The complexity of payment workflows within and between mid-market and large corporate entities can be so immense that many treasurers aren’t able to pinpoint exactly where the friction exists.
Financial technology today is on the path to tackling some of the biggest hurdles in B2B bank transfers resulting from complex back-office systems, internal workflow inefficiencies, a lack of agility from traditional banks and more choice than ever in how businesses move funds from one place to another.
In a recent conversation with PYMNTS, Adam Bialy, chief product officer at OpenPayd, offered insight into how an application programming interface (API)-first strategy can smooth the friction for chief financial officers and corporate treasurers (and their technology providers) by reducing firms’ reliance on banks to handle payments.
But first, understanding that payment bottlenecks and inefficiencies exist is key to successfully battling the payments headaches.
“At the very bottom of the value chain, it can be very hard to discover that problem,” said Bialy. “But when you discover it, it’s even harder to solve for.”
Long-Lasting Complexities
While every company is different, there are some common pain points that mid-market and larger corporates face in managing bank transfer payments, both incoming and outgoing.
Excel spreadsheets and CSV files are common in treasury teams, explained Bialy, forcing finance professionals to manually input high volumes of data and switch between back-office platforms and bank accounts.

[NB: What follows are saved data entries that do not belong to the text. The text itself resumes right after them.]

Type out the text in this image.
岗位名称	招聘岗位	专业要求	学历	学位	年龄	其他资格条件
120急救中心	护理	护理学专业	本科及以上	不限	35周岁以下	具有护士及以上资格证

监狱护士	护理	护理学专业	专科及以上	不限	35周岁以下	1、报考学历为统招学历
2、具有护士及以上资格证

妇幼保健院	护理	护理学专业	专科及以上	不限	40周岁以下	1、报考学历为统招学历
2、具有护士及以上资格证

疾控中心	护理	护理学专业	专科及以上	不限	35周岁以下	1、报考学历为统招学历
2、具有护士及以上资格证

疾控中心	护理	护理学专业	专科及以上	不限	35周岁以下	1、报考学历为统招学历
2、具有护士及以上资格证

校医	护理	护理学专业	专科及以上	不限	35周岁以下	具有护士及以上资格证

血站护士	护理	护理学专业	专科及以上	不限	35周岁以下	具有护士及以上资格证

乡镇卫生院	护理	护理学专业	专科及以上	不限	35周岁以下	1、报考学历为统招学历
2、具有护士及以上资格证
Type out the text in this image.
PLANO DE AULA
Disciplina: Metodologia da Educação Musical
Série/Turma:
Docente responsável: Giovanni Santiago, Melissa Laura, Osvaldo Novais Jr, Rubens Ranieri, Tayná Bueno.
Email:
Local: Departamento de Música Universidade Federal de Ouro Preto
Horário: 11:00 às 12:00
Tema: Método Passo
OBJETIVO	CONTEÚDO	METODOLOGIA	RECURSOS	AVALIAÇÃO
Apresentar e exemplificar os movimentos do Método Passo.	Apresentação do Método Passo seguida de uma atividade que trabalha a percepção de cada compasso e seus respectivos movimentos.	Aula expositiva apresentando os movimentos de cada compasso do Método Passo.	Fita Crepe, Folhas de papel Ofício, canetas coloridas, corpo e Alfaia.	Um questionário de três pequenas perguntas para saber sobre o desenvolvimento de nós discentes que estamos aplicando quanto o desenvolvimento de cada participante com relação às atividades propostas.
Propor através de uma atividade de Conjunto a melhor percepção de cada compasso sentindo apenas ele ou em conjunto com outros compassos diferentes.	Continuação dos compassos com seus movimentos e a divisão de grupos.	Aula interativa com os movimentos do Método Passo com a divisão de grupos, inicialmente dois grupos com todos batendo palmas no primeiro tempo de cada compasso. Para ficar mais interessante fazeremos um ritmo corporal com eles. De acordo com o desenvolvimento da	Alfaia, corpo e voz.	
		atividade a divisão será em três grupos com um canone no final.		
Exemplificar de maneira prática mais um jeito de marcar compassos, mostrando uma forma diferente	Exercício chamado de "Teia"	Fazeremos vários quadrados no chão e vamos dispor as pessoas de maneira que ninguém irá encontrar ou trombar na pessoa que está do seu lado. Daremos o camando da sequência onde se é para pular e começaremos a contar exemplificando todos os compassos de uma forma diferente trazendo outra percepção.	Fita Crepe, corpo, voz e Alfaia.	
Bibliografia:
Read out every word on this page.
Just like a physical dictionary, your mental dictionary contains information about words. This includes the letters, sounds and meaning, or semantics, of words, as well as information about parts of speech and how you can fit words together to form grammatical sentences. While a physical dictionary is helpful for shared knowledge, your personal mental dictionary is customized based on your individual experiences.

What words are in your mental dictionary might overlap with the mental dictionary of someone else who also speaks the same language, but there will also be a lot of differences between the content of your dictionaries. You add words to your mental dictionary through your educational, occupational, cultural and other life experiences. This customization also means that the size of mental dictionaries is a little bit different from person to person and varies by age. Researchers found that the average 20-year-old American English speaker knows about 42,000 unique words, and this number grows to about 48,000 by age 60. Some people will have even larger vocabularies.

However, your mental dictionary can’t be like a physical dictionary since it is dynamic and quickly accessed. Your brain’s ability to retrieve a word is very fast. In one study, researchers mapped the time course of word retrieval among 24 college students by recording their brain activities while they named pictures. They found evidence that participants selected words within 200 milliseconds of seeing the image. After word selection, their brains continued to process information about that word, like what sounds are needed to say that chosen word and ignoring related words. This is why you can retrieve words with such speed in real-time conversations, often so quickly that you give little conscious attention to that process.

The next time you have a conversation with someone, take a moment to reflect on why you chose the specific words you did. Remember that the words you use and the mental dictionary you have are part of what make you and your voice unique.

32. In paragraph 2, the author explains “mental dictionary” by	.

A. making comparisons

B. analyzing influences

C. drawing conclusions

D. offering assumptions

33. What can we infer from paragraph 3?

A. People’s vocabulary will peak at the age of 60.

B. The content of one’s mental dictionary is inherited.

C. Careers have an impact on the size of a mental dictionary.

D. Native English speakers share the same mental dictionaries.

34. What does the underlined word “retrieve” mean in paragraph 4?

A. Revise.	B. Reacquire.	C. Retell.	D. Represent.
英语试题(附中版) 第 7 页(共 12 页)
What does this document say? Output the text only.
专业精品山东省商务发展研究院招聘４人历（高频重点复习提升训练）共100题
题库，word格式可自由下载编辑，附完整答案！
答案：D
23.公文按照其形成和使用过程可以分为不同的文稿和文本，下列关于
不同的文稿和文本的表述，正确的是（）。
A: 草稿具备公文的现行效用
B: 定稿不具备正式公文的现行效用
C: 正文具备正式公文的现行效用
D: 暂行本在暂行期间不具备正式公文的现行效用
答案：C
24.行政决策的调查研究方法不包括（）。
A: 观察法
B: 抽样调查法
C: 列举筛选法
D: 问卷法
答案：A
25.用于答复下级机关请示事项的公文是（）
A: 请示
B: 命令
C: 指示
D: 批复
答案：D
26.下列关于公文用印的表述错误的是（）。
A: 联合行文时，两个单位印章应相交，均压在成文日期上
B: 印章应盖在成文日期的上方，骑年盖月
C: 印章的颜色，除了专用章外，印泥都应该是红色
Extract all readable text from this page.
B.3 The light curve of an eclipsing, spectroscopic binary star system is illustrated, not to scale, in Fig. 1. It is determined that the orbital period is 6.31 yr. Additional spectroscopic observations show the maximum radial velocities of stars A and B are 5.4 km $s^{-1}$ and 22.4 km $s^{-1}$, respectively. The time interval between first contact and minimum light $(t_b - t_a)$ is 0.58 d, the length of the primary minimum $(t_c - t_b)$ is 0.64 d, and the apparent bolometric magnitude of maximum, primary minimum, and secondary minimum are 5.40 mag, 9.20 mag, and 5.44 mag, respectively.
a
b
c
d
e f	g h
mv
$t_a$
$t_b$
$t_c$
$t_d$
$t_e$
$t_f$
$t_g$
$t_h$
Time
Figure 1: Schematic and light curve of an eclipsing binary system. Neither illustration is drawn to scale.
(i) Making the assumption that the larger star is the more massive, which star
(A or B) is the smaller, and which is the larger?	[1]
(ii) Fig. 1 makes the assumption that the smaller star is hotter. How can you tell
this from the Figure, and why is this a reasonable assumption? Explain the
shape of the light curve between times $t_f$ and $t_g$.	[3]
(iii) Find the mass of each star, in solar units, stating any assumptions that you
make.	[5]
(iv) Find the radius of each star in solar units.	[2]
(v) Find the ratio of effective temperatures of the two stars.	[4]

“They’re working off of a lot of data, logging into their banking providers — which, if they’re big, they’ll have three or four providers — each with a different login, a different token, some are brick-sized devices you need to take a code from, and they log you off after five minutes,” he said. “When you try to upload a payment file, you get validation errors — it’s just a mess.”
He offered the example of the marketplace business model. An online marketplace will collect and process payments from a consumer into its main depository. Much of the pain occurs, he said, during the payout period, when that marketplace pays the seller or merchant.
Within a single corporation, businesses can struggle to efficiently move money from one area of the business to another. Corporate treasurers often work with bulk CSV (comma-separated values) files, leaving loads of room for mistakes and wasting valuable time on manual data management.
Amid this complexity, corporates and their finance teams must assess which payment networks and rails are most appropriate and efficient for transactions across various scenarios.
Looping Direct Into Payment Schemes
One of the largest challenges for corporates and their technology providers in addressing this friction is that regardless of scenario, entities are often reliant on banks to facilitate their bank transfers.
Open banking, however, has opened up the ability for technology players to loop directly into payment schemes, reducing the reliance on banks that has historically hampered treasurers’ efforts to cut down the payments friction.
“The strategy to connect to as many payment schemes directly as possible is to have control and not rely on banks,” said Bialy. “Doing business with banks is really slow.”
This is particularly a challenge for software developers that face the pressure of accelerating product development and launch, which can be held up as a result of relying on banks to add bank transfer functionality within their platforms.
For developers and corporate finance teams alike, speed is also a factor in the transaction itself.
“Some banks are behemoths, with sometimes 10- or 20-year-old core banking systems that take a long time to process transactions,” continued Bialy.
APIs allow direct connectivity to payment schemes within app platforms or corporates’ back-office systems, enabling developers to create more agile and user-friendly solutions, while also allowing treasurers and finance teams to gain the efficiencies and cost effectiveness of no longer having to toggle between apps and banking portals.
For treasurers that manage and process thousands of transactions, those efficiencies can result in significant time and resource savings.
Adding Value
For some of the largest corporates, there is less incentive to raze existing infrastructure, migrate to the cloud and embrace an API-first model of payments and finance. But for some organizations, particularly high-growth, digital-native firms, the opportunity to bolster payments processes via API is an attractive one.
There’s also growing opportunities for FinTechs to wield open banking and help corporates not only ease their payments pain points, but identify what and where they are.
From cutting down the manual data entry of bulk file uploads to optimizing choice of payment schemes to move funds, organizations and their technology partners that face high volumes of friction also have many opportunities to introduce efficiency.